AFTER reaching a peak of $1,922 per troy ounce in September 2011, gold has struggled to break new ground, with every rally since then failing to match the previous. Indeed, after the price performances of 2003 to 2011, the last 18 months have been constrained. And for quite a few reasons this is surprising.

One of gold’s main attractions has always been that it has a fundamental valuation and that, no matter what, there is a generally finite amount of it (rather like the argument over land prices in the UK). The same cannot be said for paper currencies, whose availability tends to increase in line with whatever the government of the day (and/or central bank) feels it can get away with. Over the last two years, central banks across the globe have been printing money as if it was going out of fashion (quantitative easing to give it its euphemistic nomenclature). You would think that this would have had a correspondingly positive effect on precious metal prices. While the money supply in the UK has been negative recently (for all the easing), the same cannot be said for the US, where the rate of increase has gone up.

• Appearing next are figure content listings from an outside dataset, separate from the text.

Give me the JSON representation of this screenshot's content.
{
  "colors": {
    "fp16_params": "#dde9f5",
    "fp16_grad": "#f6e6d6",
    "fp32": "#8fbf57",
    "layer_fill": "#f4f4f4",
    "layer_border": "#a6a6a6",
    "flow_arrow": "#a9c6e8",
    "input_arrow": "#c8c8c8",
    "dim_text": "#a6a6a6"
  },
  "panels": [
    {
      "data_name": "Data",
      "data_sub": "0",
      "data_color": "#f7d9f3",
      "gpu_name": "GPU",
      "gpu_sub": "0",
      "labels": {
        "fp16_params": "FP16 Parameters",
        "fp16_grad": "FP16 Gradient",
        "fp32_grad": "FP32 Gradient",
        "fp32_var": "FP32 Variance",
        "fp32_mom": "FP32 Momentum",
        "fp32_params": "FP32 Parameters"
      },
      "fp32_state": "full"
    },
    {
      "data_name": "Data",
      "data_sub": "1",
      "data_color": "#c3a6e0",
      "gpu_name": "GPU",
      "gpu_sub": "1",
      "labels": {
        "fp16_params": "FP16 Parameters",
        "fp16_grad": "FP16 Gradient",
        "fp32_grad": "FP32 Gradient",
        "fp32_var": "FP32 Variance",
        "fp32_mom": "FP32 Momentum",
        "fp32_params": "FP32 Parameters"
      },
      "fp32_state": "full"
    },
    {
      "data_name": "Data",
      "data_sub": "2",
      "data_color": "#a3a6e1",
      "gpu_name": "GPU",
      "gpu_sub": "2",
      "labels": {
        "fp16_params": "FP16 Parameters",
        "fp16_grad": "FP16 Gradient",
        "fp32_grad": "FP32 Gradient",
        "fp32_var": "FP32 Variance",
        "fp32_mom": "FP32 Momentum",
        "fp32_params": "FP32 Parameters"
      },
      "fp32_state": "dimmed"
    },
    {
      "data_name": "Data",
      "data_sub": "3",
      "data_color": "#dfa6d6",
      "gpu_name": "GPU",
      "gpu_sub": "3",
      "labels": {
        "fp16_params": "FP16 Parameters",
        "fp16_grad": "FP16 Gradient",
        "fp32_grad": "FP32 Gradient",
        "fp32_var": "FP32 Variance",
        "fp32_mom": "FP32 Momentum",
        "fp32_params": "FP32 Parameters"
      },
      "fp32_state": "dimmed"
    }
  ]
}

Added to this, for the vast majority of investors gold is a zero yield asset – in that it gives no dividend or interest rate return. When interest rates are high, this makes holding gold an expensive proposition. But when they are low, the attraction becomes more obvious. With most interest-bearing returns standing around 0.5 per cent, the loss on holding the yellow metal is minimal. Again, you would expect that the fall to virtually zero rates since 2009-10, and the knowledge that this will probably last for years to come, would have had a positive price effect.

And finally, dramatic times generally cause investors to look to safety. The gyrations of the European Union, on-going concern over the fiscal cliff in the US, general worries about growth, the fear that “fiscal printing” will lead to inflation (the classic gold bugs’ palliative), and the reputedly vast future capital requirements needed to keep economic momentum going, would all normally be considered to be gold-constructive.

Not only this, but it is very rare that I ever see anything other than analysts telling me that $2,000 is the next target on the way to $2,500. And our own clients (who probably reflect the retail position the world over) have been buying on any weakness.
So why are we stuck in the mid $1,600s, rather than somewhere nearer to $1,800 or $1,900 (or higher)? The fear for the bulls is that we now know all the good reasons for buying and they do not seem (at the moment) to be enough. The major exchange-traded funds, the hedge funds and even retail clients are all sitting on large long positions. Who is left to buy?

No doubt there will be crises along the way, which will have their own particular effect on the precious metals price. And the fact is that the total liquidity in the market is not actually that great, and the product (unlike oil or wheat) is not consumable, so big buyers can have an impact beyond that of other commodity markets.

The forecast for the surge higher is still there. But the wait for the rally seems to be getting eternal.